Different from the GKE to GCP path, there’s no magic interception of requests. The Kubernetes crafted JWT token will be used to authenticate with the GCP APIs. Therefore, the pod must be configured to both mount the K8s Service Account token and set the CLOUDSDK_AUTH_CREDENTIAL_FILE_OVERRIDE environment variable to a JSON file that informs the GCP SDK how to use it and what service account to impersonate. Normally, this JSON can be constructed using the gcloud iam workload-identity-pools create-cred-config command. However, since the structure is static, we can simply define it ahead of time as a ConfigMap:

apiVersion: v1
data:
  credential-configuration.json: |-
    {
      "type": "external_account",
      "audience": "//iam.googleapis.com/projects/$GCP_PROJECT_NUMBER/locations/global/workloadIdentityPools/oidc-exp-workload-identity-pool/providers/trusted-eks-cluster",
      "subject_token_type": "urn:ietf:params:oauth:token-type:jwt",
      "token_url": "https://sts.googleapis.com/v1/token",
      "credential_source": {
        "file": "/var/run/service-account/token",
        "format": {
          "type": "text"
        }
      },
      "service_account_impersonation_url": "https://iamcredentials.googleapis.com/v1/projects/-/serviceAccounts/oidc-exp-service-account@$GCP_PROJECT_ID.iam.gserviceaccount.com:generateAccessToken"
    }
kind: ConfigMap
metadata:
  name: oidc-exp-config-map
  namespace: default

And the Pod:

apiVersion: v1
kind: Pod
metadata:
  name: gcloud-cli
  namespace: default
spec:
  containers:
    - name: gcloud-cli
      image: gcr.io/google.com/cloudsdktool/google-cloud-cli:alpine
      command:
        - /bin/bash
        - -c
        - "sleep 1800"
      volumeMounts:
        - name: token
          mountPath: "/var/run/service-account"
          readOnly: true
        - name: workload-identity-credential-configuration
          mountPath: "/var/run/secrets/tokens/gcp-ksa"
          readOnly: true
      env:
        - name: CLOUDSDK_AUTH_CREDENTIAL_FILE_OVERRIDE
          value: "/var/run/secrets/tokens/gcp-ksa/credential-configuration.json"
  serviceAccountName: oidc-exp-service-account
  volumes:
    - name: token
      projected:
        sources:
          - serviceAccountToken:
              audience: https://iam.googleapis.com/projects/$GCP_PROJECT_NUMBER/locations/global/workloadIdentityPools/oidc-exp-workload-identity-pool/providers/trusted-eks-cluster
              expirationSeconds: 3600
              path: token
    - name: workload-identity-credential-configuration
      configMap:
        name: oidc-exp-config-map

And without any further configuration, the pod can access the GCS bucket:

$ kubectl --context aws exec -it gcloud-cli -- bash
gcloud-cli:/# gcloud storage ls gs://oidc-exp-gcs-bucket
gs://oidc-exp-gcs-bucket/test.txt

Success! 4/4 complete of the scenarios have been successful!

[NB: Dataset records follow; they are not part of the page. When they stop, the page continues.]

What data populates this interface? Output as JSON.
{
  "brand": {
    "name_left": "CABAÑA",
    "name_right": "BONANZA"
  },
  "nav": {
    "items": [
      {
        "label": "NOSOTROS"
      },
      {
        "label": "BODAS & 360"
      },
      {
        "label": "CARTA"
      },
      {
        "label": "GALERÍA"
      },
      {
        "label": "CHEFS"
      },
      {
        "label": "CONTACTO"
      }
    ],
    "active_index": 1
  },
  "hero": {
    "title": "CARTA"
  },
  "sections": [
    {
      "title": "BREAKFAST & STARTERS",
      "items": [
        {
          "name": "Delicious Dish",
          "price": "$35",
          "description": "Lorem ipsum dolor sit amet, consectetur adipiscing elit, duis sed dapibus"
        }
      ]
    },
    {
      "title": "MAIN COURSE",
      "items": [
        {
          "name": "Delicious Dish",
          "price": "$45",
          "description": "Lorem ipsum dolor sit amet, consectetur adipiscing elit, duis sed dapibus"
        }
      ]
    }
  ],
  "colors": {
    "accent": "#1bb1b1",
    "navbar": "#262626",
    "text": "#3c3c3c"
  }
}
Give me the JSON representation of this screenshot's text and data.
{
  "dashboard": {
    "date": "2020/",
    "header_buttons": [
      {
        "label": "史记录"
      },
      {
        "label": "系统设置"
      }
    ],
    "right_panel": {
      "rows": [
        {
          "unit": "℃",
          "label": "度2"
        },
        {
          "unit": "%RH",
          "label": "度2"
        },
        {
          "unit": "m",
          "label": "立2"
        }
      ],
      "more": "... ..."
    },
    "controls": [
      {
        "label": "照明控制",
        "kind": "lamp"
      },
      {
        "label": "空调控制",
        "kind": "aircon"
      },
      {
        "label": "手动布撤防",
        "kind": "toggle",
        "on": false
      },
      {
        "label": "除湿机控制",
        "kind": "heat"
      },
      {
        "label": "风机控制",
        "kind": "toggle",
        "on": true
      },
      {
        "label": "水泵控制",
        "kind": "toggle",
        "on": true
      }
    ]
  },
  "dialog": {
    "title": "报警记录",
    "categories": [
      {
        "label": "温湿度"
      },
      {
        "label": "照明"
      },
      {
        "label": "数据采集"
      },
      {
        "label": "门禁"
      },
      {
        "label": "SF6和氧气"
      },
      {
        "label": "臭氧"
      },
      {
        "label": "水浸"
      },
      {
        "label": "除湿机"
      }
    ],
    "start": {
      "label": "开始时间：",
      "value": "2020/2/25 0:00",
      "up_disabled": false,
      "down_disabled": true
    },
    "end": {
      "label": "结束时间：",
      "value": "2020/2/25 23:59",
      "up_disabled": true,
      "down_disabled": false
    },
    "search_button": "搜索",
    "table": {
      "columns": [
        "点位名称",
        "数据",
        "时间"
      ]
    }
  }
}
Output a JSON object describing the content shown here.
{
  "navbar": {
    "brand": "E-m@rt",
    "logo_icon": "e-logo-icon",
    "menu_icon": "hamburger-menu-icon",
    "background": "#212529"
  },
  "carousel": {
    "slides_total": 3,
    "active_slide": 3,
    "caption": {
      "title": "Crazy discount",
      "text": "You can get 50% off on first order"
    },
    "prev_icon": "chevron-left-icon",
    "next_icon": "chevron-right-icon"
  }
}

Appendix 1 - GKE to GCP as a vanilla OIDC Provider

While the above example for GKE to GCP is the recommended way to access GCP resources from Kubernetes, after seeing how the EKS to GCP access is done, one is left wondering if we can bypass the magic interception of requests altogether! In fact, that is definitely possible and actually results in an implementation that is even more consistent across the two clouds.

cross-cloud-access-2

The first step is to remove the workload_identity_config and workload_metadata_config configurations from the GKE Cluster and Node Pool configurations in Terraform. Then, a new google_iam_workload_identity_pool_provider resource for the GKE cluster must be created:

resource "google_iam_workload_identity_pool_provider" "trusted_gke_cluster" {
  workload_identity_pool_id          = google_iam_workload_identity_pool.pool.workload_identity_pool_id
  workload_identity_pool_provider_id = "trusted-gke-cluster"

  attribute_mapping = {
    "google.subject" = "assertion.sub"
  }

  oidc {
    issuer_uri = local.gke_issuer_url
  }
}

Since we aren’t relying on GCP’s magic, we can also remove the GKE annotation from the K8s service account:

apiVersion: v1
kind: ServiceAccount
metadata:
  name: oidc-exp-service-account
  namespace: default

Finally, the Pod spec for gcloud-cli becomes identical to the EKS one, which requires the creation of the ConfigMap.